Это было такое странное и такое неприятное ощущение, что Алина не выдержала, прилегла у себя в комнате на кровать, приложив руку к груди и стараясь успокоиться, отвлечься от отвратительного ощущения.
Настасья Тимофеевна, проходя мимо открытых дверей в комнату дочери, заметила, как тихо лежит ее ненаглядная Алинушка, странно приложив руку к груди. Раньше мать не замечала такого за дочерью — чтобы с утра, уже встав, Алина снова улеглась! Это было столь необычно, что с нехорошим предчувствием Настасья Тимофеевна зашла к дочери.
— Алина, что-нибудь случилось?
— Нет, мама, не волнуйся, все нормально…
От матери не ускользнула мгновенная гримаска боли, промелькнувшая по лицу девушки. Рука Алины вздрогнула, как будто плотнее прижимаясь к груди, и Настасья Тимофеевна теперь уж испугалась не на шутку.
— Доченька, а чего это ты за сердце держишься?
— Ерунда, не волнуйся… Слушай, как ты думаешь, почему Саша уже два дня не звонил?
— Никуда не денется твой Саша. Ну, работы у человека много, забегался. Позвонит. Александр — очень ответственный человек, не переживай… А вот с тобой что?
— Сейчас пройдет.
— Что?
— Да вот тянет как-то…
— Где именно? — мать подсела к дочери и осторожно отвела от груди ее руку. — Здесь? Или в боку?
— Здесь, чуть пониже груди. Прямо под грудью.
— Внутри?
— Да.
— А в спину не отдает?
— Нет.
— А вот здесь, под горлом? Как будто дышать труднее. Как будто камень лежит…
— Немного.
— Сильно болит?
— Нет, ма, я же сказала. Ерунда, сейчас все пройдет, что ты волнуешься!
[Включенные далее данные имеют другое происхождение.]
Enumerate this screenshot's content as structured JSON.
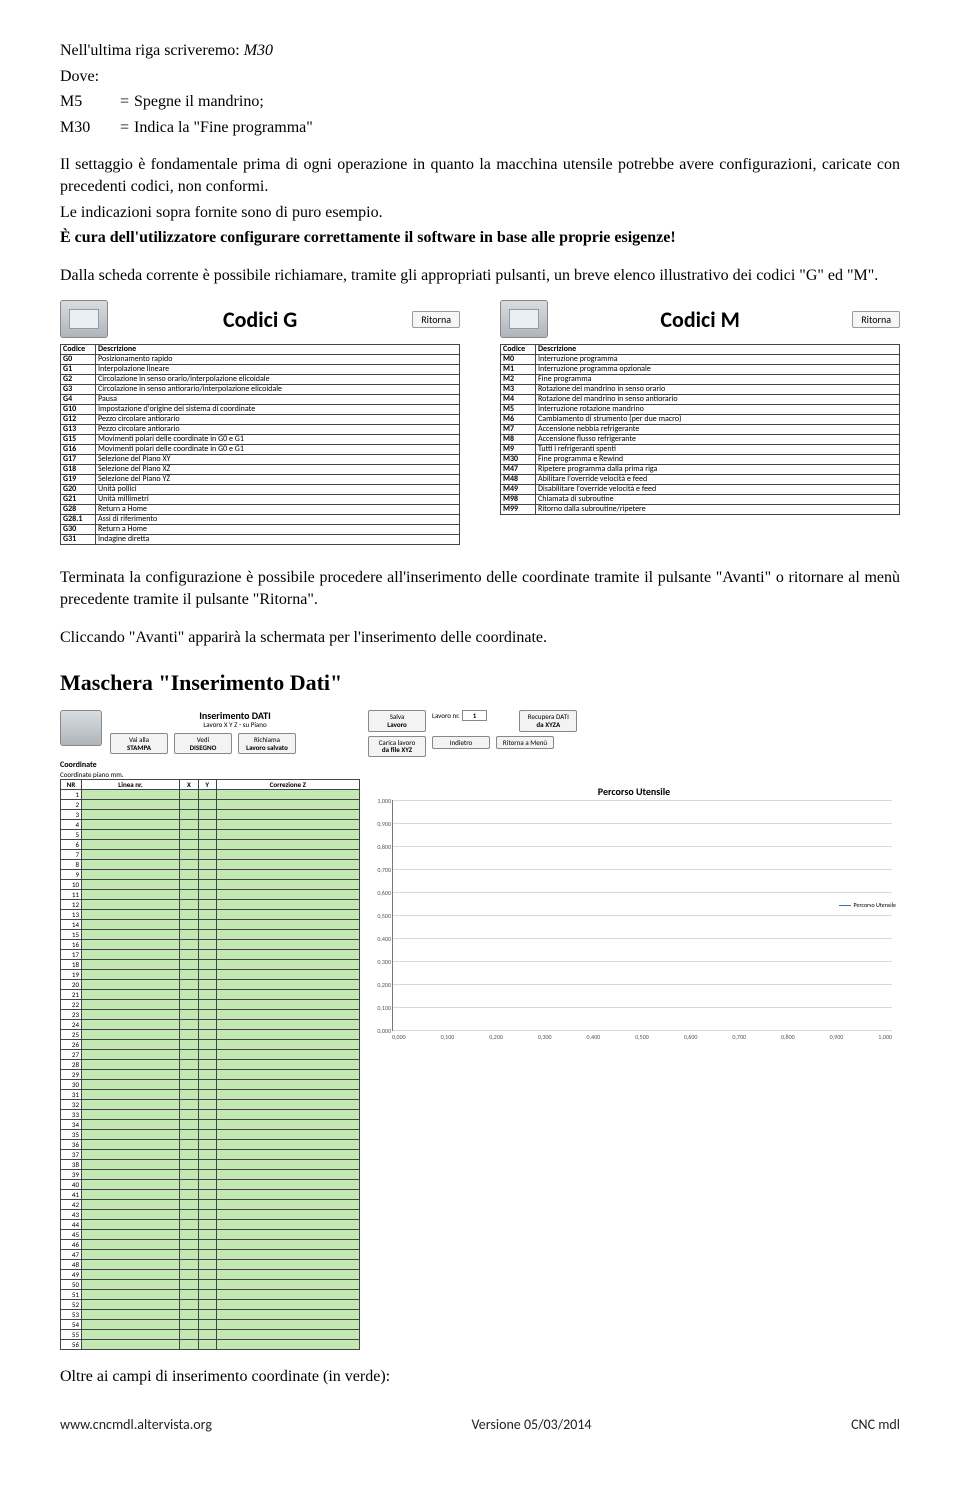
{
  "intro": {
    "line1a": "Nell'ultima riga scriveremo: ",
    "line1b_italic": "M30",
    "dove": "Dove:",
    "defs": [
      {
        "code": "M5",
        "text": "Spegne il mandrino;"
      },
      {
        "code": "M30",
        "text": "Indica la \"Fine programma\""
      }
    ],
    "para1": "Il settaggio è fondamentale prima di ogni operazione in quanto la macchina utensile potrebbe avere configurazioni, caricate con precedenti codici, non conformi.",
    "para2": "Le indicazioni sopra fornite sono di puro esempio.",
    "para3_bold": "È cura dell'utilizzatore configurare correttamente il software in base alle proprie esigenze!",
    "para4": "Dalla scheda corrente è possibile richiamare, tramite gli appropriati pulsanti, un breve elenco illustrativo dei codici \"G\" ed \"M\"."
  },
  "thumbG": {
    "title": "Codici G",
    "ritorna": "Ritorna",
    "head_code": "Codice",
    "head_desc": "Descrizione",
    "rows": [
      {
        "c": "G0",
        "d": "Posizionamento rapido"
      },
      {
        "c": "G1",
        "d": "Interpolazione lineare"
      },
      {
        "c": "G2",
        "d": "Circolazione in senso orario/interpolazione elicoidale"
      },
      {
        "c": "G3",
        "d": "Circolazione in senso antiorario/interpolazione elicoidale"
      },
      {
        "c": "G4",
        "d": "Pausa"
      },
      {
        "c": "G10",
        "d": "Impostazione d'origine del sistema di coordinate"
      },
      {
        "c": "G12",
        "d": "Pezzo circolare antiorario"
      },
      {
        "c": "G13",
        "d": "Pezzo circolare antiorario"
      },
      {
        "c": "G15",
        "d": "Movimenti polari delle coordinate in G0 e G1"
      },
      {
        "c": "G16",
        "d": "Movimenti polari delle coordinate in G0 e G1"
      },
      {
        "c": "G17",
        "d": "Selezione del Piano XY"
      },
      {
        "c": "G18",
        "d": "Selezione del Piano XZ"
      },
      {
        "c": "G19",
        "d": "Selezione del Piano YZ"
      },
      {
        "c": "G20",
        "d": "Unità pollici"
      },
      {
        "c": "G21",
        "d": "Unità millimetri"
      },
      {
        "c": "G28",
        "d": "Return a Home"
      },
      {
        "c": "G28.1",
        "d": "Assi di riferimento"
      },
      {
        "c": "G30",
        "d": "Return a Home"
      },
      {
        "c": "G31",
        "d": "Indagine diretta"
      }
    ]
  },
  "thumbM": {
    "title": "Codici M",
    "ritorna": "Ritorna",
    "head_code": "Codice",
    "head_desc": "Descrizione",
    "rows": [
      {
        "c": "M0",
        "d": "Interruzione programma"
      },
      {
        "c": "M1",
        "d": "Interruzione programma opzionale"
      },
      {
        "c": "M2",
        "d": "Fine programma"
      },
      {
        "c": "M3",
        "d": "Rotazione del mandrino in senso orario"
      },
      {
        "c": "M4",
        "d": "Rotazione del mandrino in senso antiorario"
      },
      {
        "c": "M5",
        "d": "Interruzione rotazione mandrino"
      },
      {
        "c": "M6",
        "d": "Cambiamento di strumento (per due macro)"
      },
      {
        "c": "M7",
        "d": "Accensione nebbia refrigerante"
      },
      {
        "c": "M8",
        "d": "Accensione flusso refrigerante"
      },
      {
        "c": "M9",
        "d": "Tutti i refrigeranti spenti"
      },
      {
        "c": "M30",
        "d": "Fine programma e Rewind"
      },
      {
        "c": "M47",
        "d": "Ripetere programma dalla prima riga"
      },
      {
        "c": "M48",
        "d": "Abilitare l'override velocità e feed"
      },
      {
        "c": "M49",
        "d": "Disabilitare l'override velocità e feed"
      },
      {
        "c": "M98",
        "d": "Chiamata di subroutine"
      },
      {
        "c": "M99",
        "d": "Ritorno dalla subroutine/ripetere"
      }
    ]
  },
  "body2": {
    "para5": "Terminata la configurazione è possibile procedere all'inserimento delle coordinate tramite il pulsante \"Avanti\" o ritornare al menù precedente tramite il pulsante \"Ritorna\".",
    "para6": "Cliccando \"Avanti\" apparirà la schermata per l'inserimento delle coordinate.",
    "h2": "Maschera \"Inserimento Dati\""
  },
  "insdati": {
    "title_a": "Inserimento DATI",
    "title_b": "Lavoro X Y Z - su Piano",
    "btns": {
      "b1a": "Vai alla",
      "b1b": "STAMPA",
      "b2a": "Vedi",
      "b2b": "DISEGNO",
      "b3a": "Richiama",
      "b3b": "Lavoro salvato",
      "b4a": "Salva",
      "b4b": "Lavoro",
      "b5a": "Lavoro nr.",
      "b5b": "1",
      "b6a": "Carica lavoro",
      "b6b": "da file XYZ",
      "b7": "Indietro",
      "b8": "Ritorna a Menù",
      "b9a": "Recupera DATI",
      "b9b": "da XYZA"
    },
    "coord_label": "Coordinate",
    "coord_sub": "Coordinate piano mm.",
    "headers": [
      "NR",
      "Linea nr.",
      "X",
      "Y",
      "Correzione Z"
    ],
    "rows_count": 56,
    "chart_title": "Percorso Utensile",
    "legend": "Percorso Utensile"
  },
  "chart_data": {
    "type": "line",
    "title": "Percorso Utensile",
    "xlabel": "",
    "ylabel": "",
    "x_ticks": [
      "0,000",
      "0,100",
      "0,200",
      "0,300",
      "0,400",
      "0,500",
      "0,600",
      "0,700",
      "0,800",
      "0,900",
      "1,000"
    ],
    "y_ticks": [
      "0,000",
      "0,100",
      "0,200",
      "0,300",
      "0,400",
      "0,500",
      "0,600",
      "0,700",
      "0,800",
      "0,900",
      "1,000"
    ],
    "xlim": [
      0,
      1
    ],
    "ylim": [
      0,
      1
    ],
    "series": [
      {
        "name": "Percorso Utensile",
        "values": []
      }
    ]
  },
  "outro": {
    "line": "Oltre ai campi di inserimento coordinate (in verde):"
  },
  "footer": {
    "left": "www.cncmdl.altervista.org",
    "center": "Versione 05/03/2014",
    "right": "CNC mdl"
  }
}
— Это не ерунда, — Настасья Тимофеевна строго взглянула на дочь, глаза ее были полны тревоги. — Это сердце, Алинушка, так болит у людей. Я по папиному сердцу знаю — у него все точно так же бывает. Подожди…
Она вернулась через минуту с таблеткой валидола и протянула дочери.
— Положи под язык и соси.
— Мама, ну перестань…
— Слушайся! — насильно всунула в рот дочери таблетку Настасья Тимофеевна. — Ну как же так, доченька? Ты же еще такая молодая, с чего тебе вдруг сердце рвать, а? У тебя же еще вся жизнь впереди, ты уж осторожней. Не» переживай так. Ничего с Александром не случится. Он у тебя самый сильный, самый смелый. Ты посмотри, из каких он только передряг ни выбирался. А сейчас, он же сам говорил, вообще никакой опасности. Так, формальности кое-какие утрясти, проверить кого-то там…
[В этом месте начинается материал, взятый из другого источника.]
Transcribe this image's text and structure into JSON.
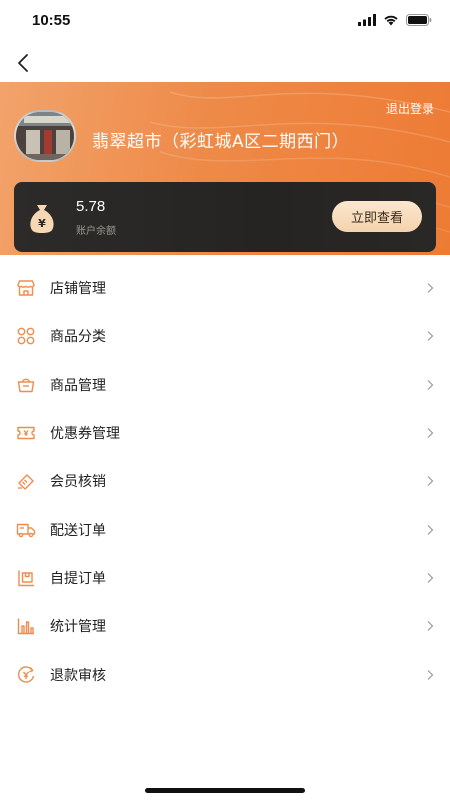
{
  "status_bar": {
    "time": "10:55"
  },
  "header": {
    "logout_label": "退出登录",
    "store_name": "翡翠超市（彩虹城A区二期西门）"
  },
  "balance": {
    "value": "5.78",
    "label": "账户余额",
    "view_button": "立即查看"
  },
  "menu": {
    "items": [
      {
        "label": "店铺管理",
        "icon": "store-icon"
      },
      {
        "label": "商品分类",
        "icon": "category-icon"
      },
      {
        "label": "商品管理",
        "icon": "basket-icon"
      },
      {
        "label": "优惠券管理",
        "icon": "coupon-icon"
      },
      {
        "label": "会员核销",
        "icon": "member-verify-icon"
      },
      {
        "label": "配送订单",
        "icon": "truck-icon"
      },
      {
        "label": "自提订单",
        "icon": "pickup-icon"
      },
      {
        "label": "统计管理",
        "icon": "statistics-icon"
      },
      {
        "label": "退款审核",
        "icon": "refund-icon"
      }
    ]
  },
  "colors": {
    "accent": "#ed7b34",
    "icon_orange": "#ee8d4d",
    "card_dark": "#272624",
    "button_gold": "#f7dcbb"
  }
}
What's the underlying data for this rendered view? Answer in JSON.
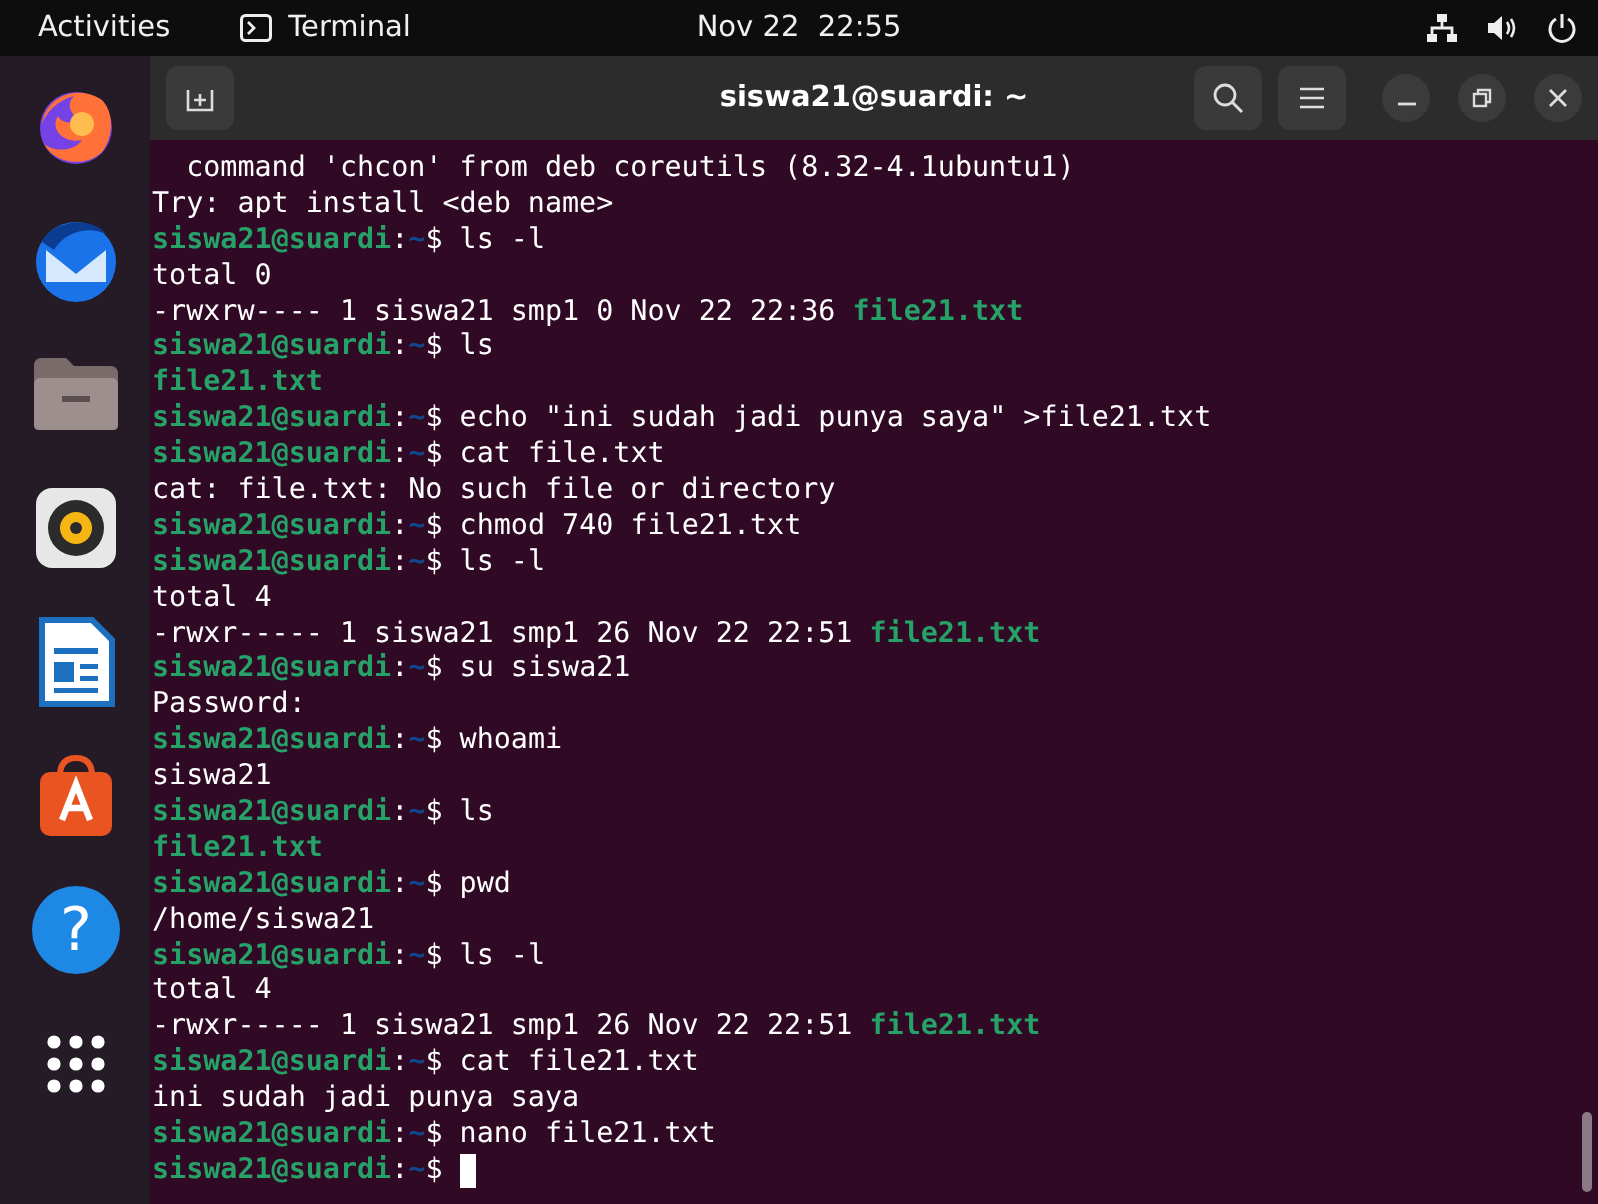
{
  "top_bar": {
    "activities": "Activities",
    "app_name": "Terminal",
    "clock": "Nov 22  22:55"
  },
  "dock": {
    "items": [
      {
        "kind": "firefox"
      },
      {
        "kind": "mail"
      },
      {
        "kind": "files"
      },
      {
        "kind": "music"
      },
      {
        "kind": "writer"
      },
      {
        "kind": "store"
      },
      {
        "kind": "help",
        "glyph": "?"
      },
      {
        "kind": "grid"
      }
    ]
  },
  "window": {
    "title": "siswa21@suardi: ~"
  },
  "terminal": {
    "cursor": true,
    "lines": [
      {
        "kind": "output",
        "text": "  command 'chcon' from deb coreutils (8.32-4.1ubuntu1)"
      },
      {
        "kind": "output",
        "text": "Try: apt install <deb name>"
      },
      {
        "kind": "prompt",
        "user": "siswa21@suardi",
        "sep": ":",
        "path": "~",
        "sign": "$",
        "command": "ls -l"
      },
      {
        "kind": "output",
        "text": "total 0"
      },
      {
        "kind": "listing",
        "text": "-rwxrw---- 1 siswa21 smp1 0 Nov 22 22:36",
        "file": "file21.txt"
      },
      {
        "kind": "prompt",
        "user": "siswa21@suardi",
        "sep": ":",
        "path": "~",
        "sign": "$",
        "command": "ls"
      },
      {
        "kind": "file",
        "file": "file21.txt"
      },
      {
        "kind": "prompt",
        "user": "siswa21@suardi",
        "sep": ":",
        "path": "~",
        "sign": "$",
        "command": "echo \"ini sudah jadi punya saya\" >file21.txt"
      },
      {
        "kind": "prompt",
        "user": "siswa21@suardi",
        "sep": ":",
        "path": "~",
        "sign": "$",
        "command": "cat file.txt"
      },
      {
        "kind": "output",
        "text": "cat: file.txt: No such file or directory"
      },
      {
        "kind": "prompt",
        "user": "siswa21@suardi",
        "sep": ":",
        "path": "~",
        "sign": "$",
        "command": "chmod 740 file21.txt"
      },
      {
        "kind": "prompt",
        "user": "siswa21@suardi",
        "sep": ":",
        "path": "~",
        "sign": "$",
        "command": "ls -l"
      },
      {
        "kind": "output",
        "text": "total 4"
      },
      {
        "kind": "listing",
        "text": "-rwxr----- 1 siswa21 smp1 26 Nov 22 22:51",
        "file": "file21.txt"
      },
      {
        "kind": "prompt",
        "user": "siswa21@suardi",
        "sep": ":",
        "path": "~",
        "sign": "$",
        "command": "su siswa21"
      },
      {
        "kind": "output",
        "text": "Password:"
      },
      {
        "kind": "prompt",
        "user": "siswa21@suardi",
        "sep": ":",
        "path": "~",
        "sign": "$",
        "command": "whoami"
      },
      {
        "kind": "output",
        "text": "siswa21"
      },
      {
        "kind": "prompt",
        "user": "siswa21@suardi",
        "sep": ":",
        "path": "~",
        "sign": "$",
        "command": "ls"
      },
      {
        "kind": "file",
        "file": "file21.txt"
      },
      {
        "kind": "prompt",
        "user": "siswa21@suardi",
        "sep": ":",
        "path": "~",
        "sign": "$",
        "command": "pwd"
      },
      {
        "kind": "output",
        "text": "/home/siswa21"
      },
      {
        "kind": "prompt",
        "user": "siswa21@suardi",
        "sep": ":",
        "path": "~",
        "sign": "$",
        "command": "ls -l"
      },
      {
        "kind": "output",
        "text": "total 4"
      },
      {
        "kind": "listing",
        "text": "-rwxr----- 1 siswa21 smp1 26 Nov 22 22:51",
        "file": "file21.txt"
      },
      {
        "kind": "prompt",
        "user": "siswa21@suardi",
        "sep": ":",
        "path": "~",
        "sign": "$",
        "command": "cat file21.txt"
      },
      {
        "kind": "output",
        "text": "ini sudah jadi punya saya"
      },
      {
        "kind": "prompt",
        "user": "siswa21@suardi",
        "sep": ":",
        "path": "~",
        "sign": "$",
        "command": "nano file21.txt"
      },
      {
        "kind": "prompt",
        "user": "siswa21@suardi",
        "sep": ":",
        "path": "~",
        "sign": "$"
      }
    ]
  }
}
— Мама, я так за него боюсь, — слезы навернулись на глаза Алины. — Мне почему-то страшно.
— Вот глупости!
— Я знаю, что глупости. Но мне страшно. Скорее бы он вернулся!
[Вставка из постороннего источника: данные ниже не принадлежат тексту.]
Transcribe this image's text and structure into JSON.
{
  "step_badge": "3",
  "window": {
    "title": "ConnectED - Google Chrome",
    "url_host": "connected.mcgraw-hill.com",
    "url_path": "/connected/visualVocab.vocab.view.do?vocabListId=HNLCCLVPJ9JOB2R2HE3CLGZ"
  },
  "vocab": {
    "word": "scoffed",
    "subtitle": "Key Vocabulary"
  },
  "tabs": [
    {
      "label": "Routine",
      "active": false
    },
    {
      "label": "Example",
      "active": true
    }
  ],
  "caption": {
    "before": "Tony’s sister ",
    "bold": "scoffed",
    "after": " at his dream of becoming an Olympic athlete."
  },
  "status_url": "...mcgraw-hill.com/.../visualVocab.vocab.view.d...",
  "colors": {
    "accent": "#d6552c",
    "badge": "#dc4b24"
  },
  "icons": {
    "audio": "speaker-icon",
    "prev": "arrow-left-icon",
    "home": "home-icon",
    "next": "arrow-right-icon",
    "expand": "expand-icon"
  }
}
— Скоро, Алинушка, скоро вернется. Ты же помнишь, что он обещал, когда последний раз звонил: неделька-другая, и он приедет. Сыграем свадьбу…
— Мама, я без него очень скучаю!
— Знаю, дочка, знаю, — Настасья Тимофеевна ласково погладила дочь по голове. — Он парень хороший, мне нравится. И папе понравился…
— Скорее бы он возвращался. И только бы с ним ничего не случилось!
Сердце девушки ее не обманывало — в более паршивую передрягу Банда еще не попадал.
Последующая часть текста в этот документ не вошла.